Lorsque le patient est déjà en CF III ou IV au moment du diagnostic, l’ESC et l’ERS préconisent un ARE, un inhibiteur de la PDE-5 ou un prostanoïde. Dans les cas où aucune amélioration ne résulte de la monothérapie, l’association doit être envisagée. Les associations ARE + inhibiteur de la PDE-5, ARE + prostanoïde et prostanoïde + inhibiteur de la PDE-5 se sont toutes révélées bénéfiques.

Lorsque la réponse à une bithérapie orale se révèle insuffisante, l’ajout d’époprosténol en intraveineux (i.v.) serait peut-être la meilleure option, estime le Dr Hoeper.
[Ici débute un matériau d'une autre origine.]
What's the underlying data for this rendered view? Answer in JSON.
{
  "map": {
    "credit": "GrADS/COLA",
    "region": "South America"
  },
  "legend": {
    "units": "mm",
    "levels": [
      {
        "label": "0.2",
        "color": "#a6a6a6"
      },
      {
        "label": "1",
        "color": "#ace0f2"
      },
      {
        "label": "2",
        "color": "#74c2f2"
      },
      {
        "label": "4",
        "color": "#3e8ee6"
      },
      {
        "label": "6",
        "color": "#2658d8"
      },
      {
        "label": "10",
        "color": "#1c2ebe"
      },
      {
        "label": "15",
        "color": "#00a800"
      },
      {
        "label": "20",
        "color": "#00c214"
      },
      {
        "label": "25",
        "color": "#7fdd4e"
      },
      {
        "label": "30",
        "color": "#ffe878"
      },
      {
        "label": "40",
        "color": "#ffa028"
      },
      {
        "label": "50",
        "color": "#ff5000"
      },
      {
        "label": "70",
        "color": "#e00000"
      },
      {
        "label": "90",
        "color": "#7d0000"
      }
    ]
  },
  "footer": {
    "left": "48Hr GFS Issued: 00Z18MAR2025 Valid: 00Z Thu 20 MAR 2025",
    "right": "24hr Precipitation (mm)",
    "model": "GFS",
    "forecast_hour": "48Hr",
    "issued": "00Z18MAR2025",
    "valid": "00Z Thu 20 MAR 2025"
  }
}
Les premières données obtenues chez des patients ayant déjà atteint la dose cible de bosentan et recevant du sildénafil à forte dose ont montré que l’ajout d’époprosténol i.v. améliorait considérablement les paramètres hémodynamiques et les résultats du test de marche de 6 minutes, la distance parcourue étant passée de 375±113 m à 467±85 m (p<0,02) (Negro et al. Am J Respir Crit Care Med 2009;179:A3372). Cela dit, la durée moyenne de survie de ces patients n’est toujours que de 2 à 3 ans, ce qui souligne la nécessité de nouveaux traitements et l’importance des essais en cours sur des stratégies thérapeutiques prometteuses.
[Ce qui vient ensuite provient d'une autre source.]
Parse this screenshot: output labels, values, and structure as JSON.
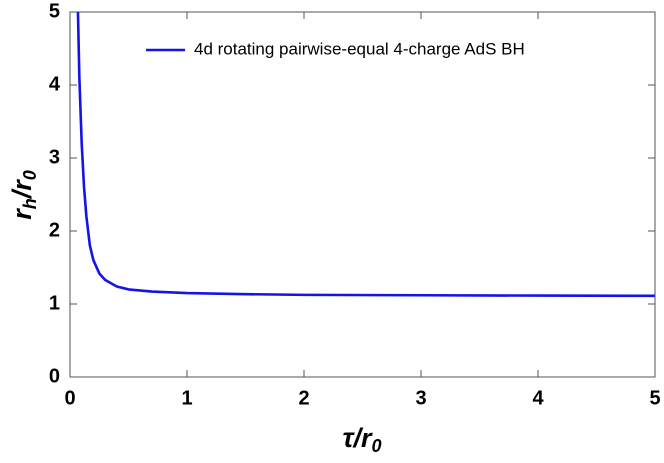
{
  "chart_data": {
    "type": "line",
    "xlabel": [
      {
        "text": "τ/r",
        "sub": false
      },
      {
        "text": "0",
        "sub": true
      }
    ],
    "ylabel": [
      {
        "text": "r",
        "sub": false
      },
      {
        "text": "h",
        "sub": true
      },
      {
        "text": "/r",
        "sub": false
      },
      {
        "text": "0",
        "sub": true
      }
    ],
    "x": [
      0.068,
      0.08,
      0.1,
      0.12,
      0.14,
      0.17,
      0.2,
      0.25,
      0.3,
      0.4,
      0.5,
      0.7,
      1,
      1.5,
      2,
      3,
      4,
      5
    ],
    "series": [
      {
        "name": "4d rotating pairwise-equal 4-charge AdS BH",
        "color": "#1414e6",
        "values": [
          5,
          4.1,
          3.2,
          2.6,
          2.2,
          1.8,
          1.6,
          1.42,
          1.33,
          1.24,
          1.2,
          1.17,
          1.15,
          1.135,
          1.125,
          1.12,
          1.115,
          1.112
        ]
      }
    ],
    "xlim": [
      0,
      5
    ],
    "ylim": [
      0,
      5
    ],
    "xticks": [
      0,
      1,
      2,
      3,
      4,
      5
    ],
    "yticks": [
      0,
      1,
      2,
      3,
      4,
      5
    ],
    "legend": "top-right"
  }
}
Monothérapie en première intention

Une étude rétrospective présentée au congrès par le Dr Wouter Jacobs, Université libre d’Amsterdam (VU), Pays-Bas, a révélé que la distance parcourue au test de marche de 6 minutes avait augmenté davantage chez les patients atteints d’HTAP idiopathique à qui on avait administré de l’époprosténol i.v. en première intention que chez ceux qui avaient reçu du bosentan, également en première intention (Jacobs et al. J Heart Lung Transplant; publié en ligne avant impression, juin 2010). Cela dit, la survie et l’intervalle sans progression étaient similaires pour les deux traitements.
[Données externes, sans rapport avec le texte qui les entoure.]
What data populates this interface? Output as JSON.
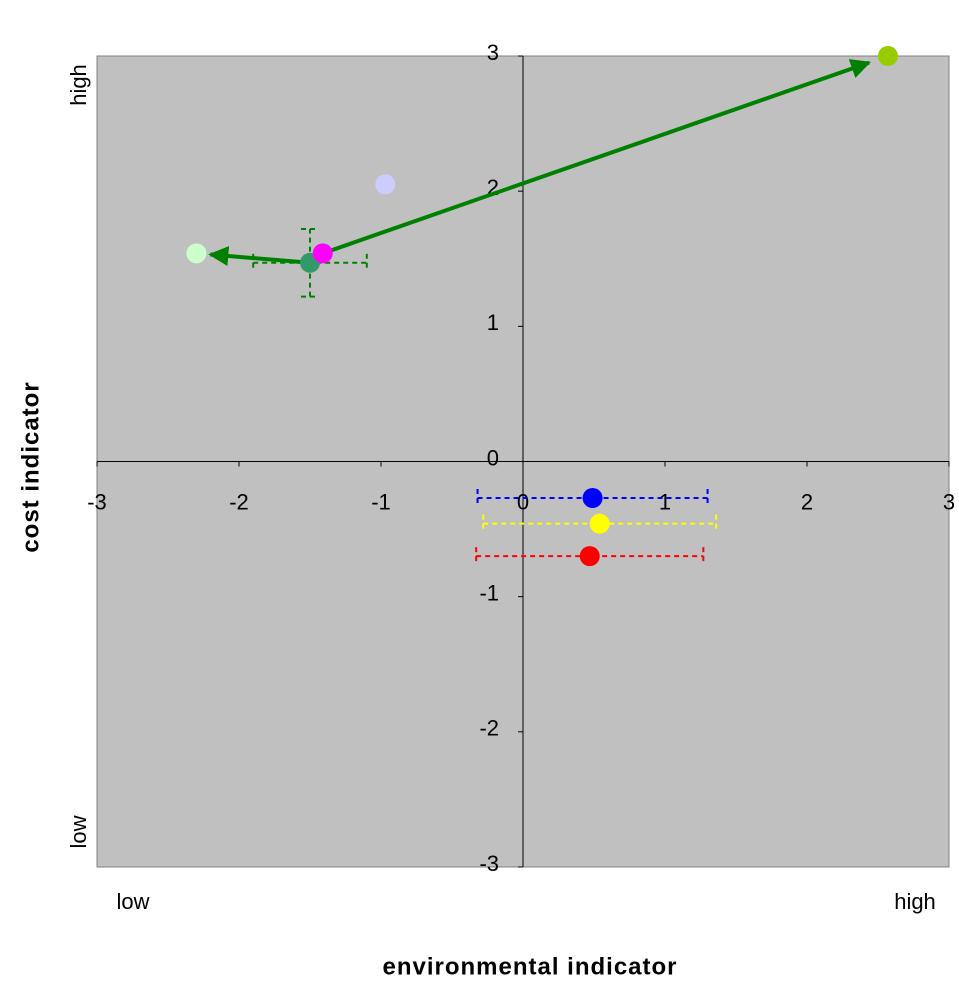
{
  "chart_data": {
    "type": "scatter",
    "x_label": "environmental indicator",
    "y_label": "cost indicator",
    "x_low_label": "low",
    "x_high_label": "high",
    "y_low_label": "low",
    "y_high_label": "high",
    "xlim": [
      -3,
      3
    ],
    "ylim": [
      -3,
      3
    ],
    "xticks": [
      -3,
      -2,
      -1,
      0,
      1,
      2,
      3
    ],
    "yticks": [
      -3,
      -2,
      -1,
      0,
      1,
      2,
      3
    ],
    "background": "#c0c0c0",
    "points": [
      {
        "x": -2.3,
        "y": 1.54,
        "color": "#ccffcc"
      },
      {
        "x": -1.5,
        "y": 1.47,
        "color": "#339966",
        "xerr": 0.4,
        "yerr": 0.25,
        "err_color": "#008000"
      },
      {
        "x": -1.41,
        "y": 1.54,
        "color": "#ff00ff"
      },
      {
        "x": -0.97,
        "y": 2.05,
        "color": "#ccccff"
      },
      {
        "x": 2.57,
        "y": 3.0,
        "color": "#99cc00"
      },
      {
        "x": 0.49,
        "y": -0.27,
        "color": "#0000ff",
        "xerr": 0.81,
        "err_color": "#0000ff"
      },
      {
        "x": 0.54,
        "y": -0.46,
        "color": "#ffff00",
        "xerr": 0.82,
        "err_color": "#ffff00"
      },
      {
        "x": 0.47,
        "y": -0.7,
        "color": "#ff0000",
        "xerr": 0.8,
        "err_color": "#ff0000"
      }
    ]
  }
}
Ses collaborateurs et lui-même ont étudié les résultats à long terme de l’HTAP chez des patients hospitalisés dans leur établissement entre 1998 et 2006. Avant 2003, les patients recevaient d’emblée de l’époprosténol i.v., mais à partir de 2003, le bosentan oral nouvellement homologué a pris le relais. Afin de prendre la sévérité de la maladie en compte, les chercheurs ont réparti les patients en deux cohortes de 16 tandems de patients appariés selon le débit cardiaque et la distance parcourue au test de marche de 6 minutes au départ, peu importe leur CF initiale. L’amélioration médiane (IC à 95 %) de la distance parcourue au test de 6 minutes après 1, 2 et 3 ans se chiffrait respectivement à +66 m (-9; 109), +78 m (-37; 161) et +98 m (-123; 182) sous bosentan et à +110 m (12; 265), +180 m (63; 327) et +142 m (116; 242) sous époprosténol i.v. Selon la méthode de Kaplan-Meier, le nombre de patients dont la maladie n’avait pas progressé après 1, 2 et 3 ans a été estimé à 75 %, 60 % et 43 % sous bosentan vs 81 %, 63 % et 50 % sous époprosténol i.v. La survie à 1, 2 et 3 ans se chiffrait à 100 %, 92 % et 92 % (ARE) vs 100 %, 88 % et 88 % (époprosténol i.v.).

«Ces résultats confirment que le traitement de première intention est efficace, mais qu’on ne doit pas conclure à une prolongation de la survie sur la base d’une amélioration plus marquée de la capacité d’effort mesurée par le test de marche de 6 minutes», fait valoir le Dr Jacobs. Cependant, «n’oublions pas qu’il s’agissait d’une étude d’observation et que la prudence s’impose lorsqu’on tire des conclusions de pareilles données», dit-il en terminant.